La chasse immobilière

La chasse immobilière est certainement le métier le moins courant, même s’il se développe de plus en plus. Il s’agit des agents immobiliers qui s’occupent de trouver un bien pour de futurs acheteurs de biens immobiliers. Son métier consiste à :

  • Trouver des acheteurs qui recherchent des biens et sont prêts à payer les services d’un chasseur.
  • Récupérer tous les critères dudit bien.
  • Présenter aux acheteurs les biens correspondants à la recherche de ses clients jusqu’à l’achat d’un bien immobilier par les clients.

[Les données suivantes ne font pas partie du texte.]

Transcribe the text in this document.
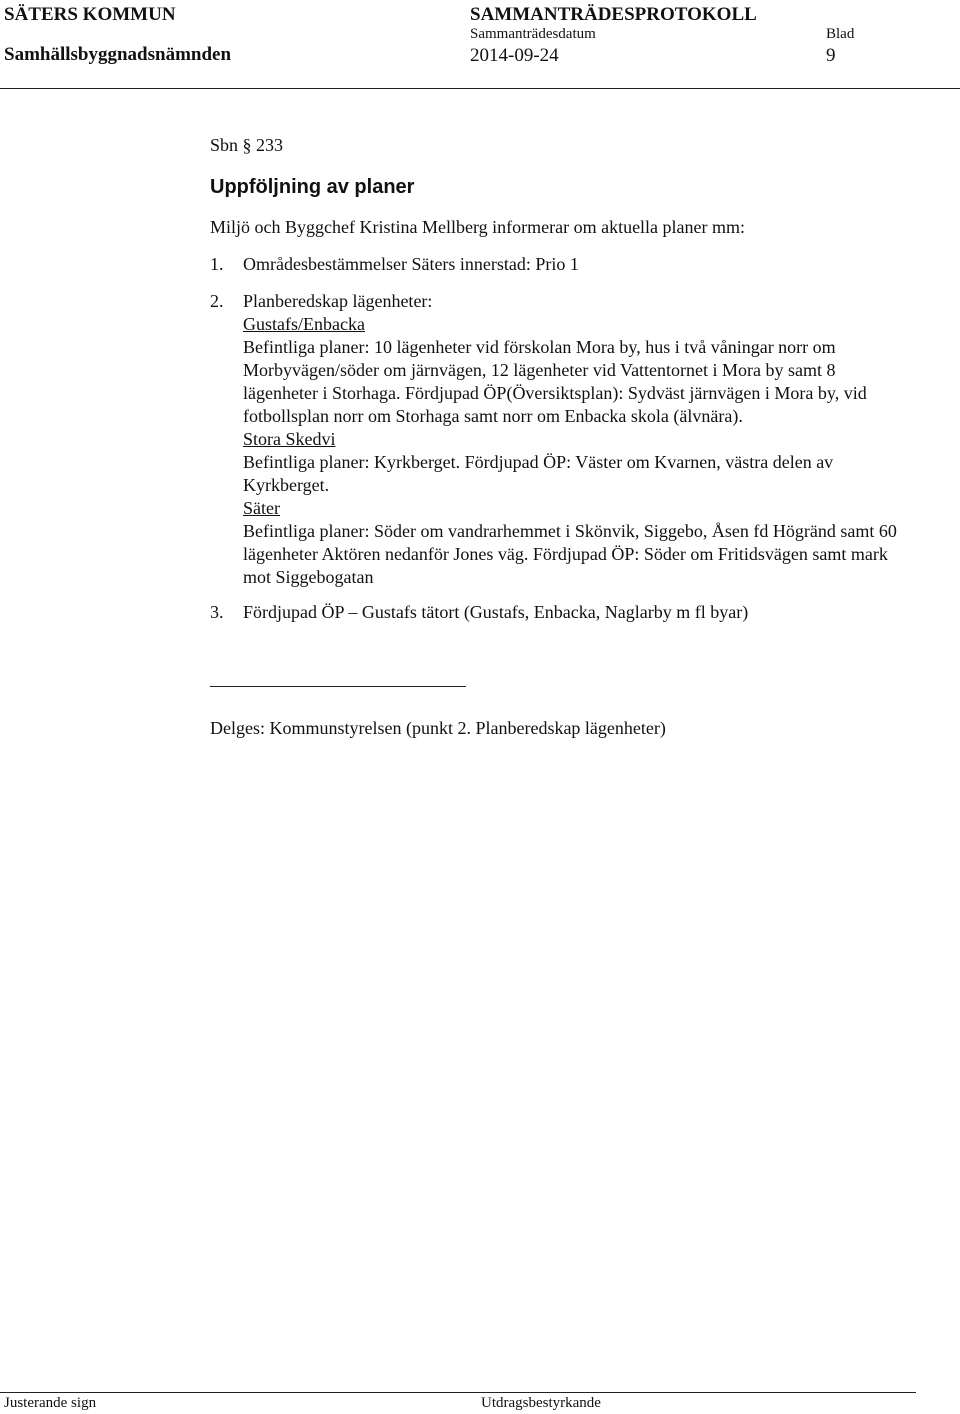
SÄTERS KOMMUN
Samhällsbyggnadsnämnden
SAMMANTRÄDESPROTOKOLL
Sammanträdesdatum
2014-09-24
Blad
9
Sbn § 233
Uppföljning av planer
Miljö och Byggchef Kristina Mellberg informerar om aktuella planer mm:
1. Områdesbestämmelser Säters innerstad: Prio 1
2. Planberedskap lägenheter:
Gustafs/Enbacka
Befintliga planer: 10 lägenheter vid förskolan Mora by, hus i två våningar norr om Morbyvägen/söder om järnvägen, 12 lägenheter vid Vattentornet i Mora by samt 8 lägenheter i Storhaga. Fördjupad ÖP(Översiktsplan): Sydväst järnvägen i Mora by, vid fotbollsplan norr om Storhaga samt norr om Enbacka skola (älvnära).
Stora Skedvi
Befintliga planer: Kyrkberget. Fördjupad ÖP: Väster om Kvarnen, västra delen av Kyrkberget.
Säter
Befintliga planer: Söder om vandrarhemmet i Skönvik, Siggebo, Åsen fd Högränd samt 60 lägenheter Aktören nedanför Jones väg. Fördjupad ÖP: Söder om Fritidsvägen samt mark mot Siggebogatan
3. Fördjupad ÖP – Gustafs tätort (Gustafs, Enbacka, Naglarby m fl byar)
Delges: Kommunstyrelsen (punkt 2. Planberedskap lägenheter)
Justerande sign	Utdragsbestyrkande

L’une des difficultés de ce métier est qu’il faut avoir un bon réseau pour pouvoir identifier les nouveaux biens sur un marché plus vite que les autres et les présenter rapidement à ses clients.

Autre élément à savoir : dans la plupart des métiers de l’immobilier, on n’a pas de clients au départ et il faut se constituer son stock de biens ou sa clientèle. Même s’il y a des cas particuliers selon les structures et les métiers, cela demande des qualités particulières.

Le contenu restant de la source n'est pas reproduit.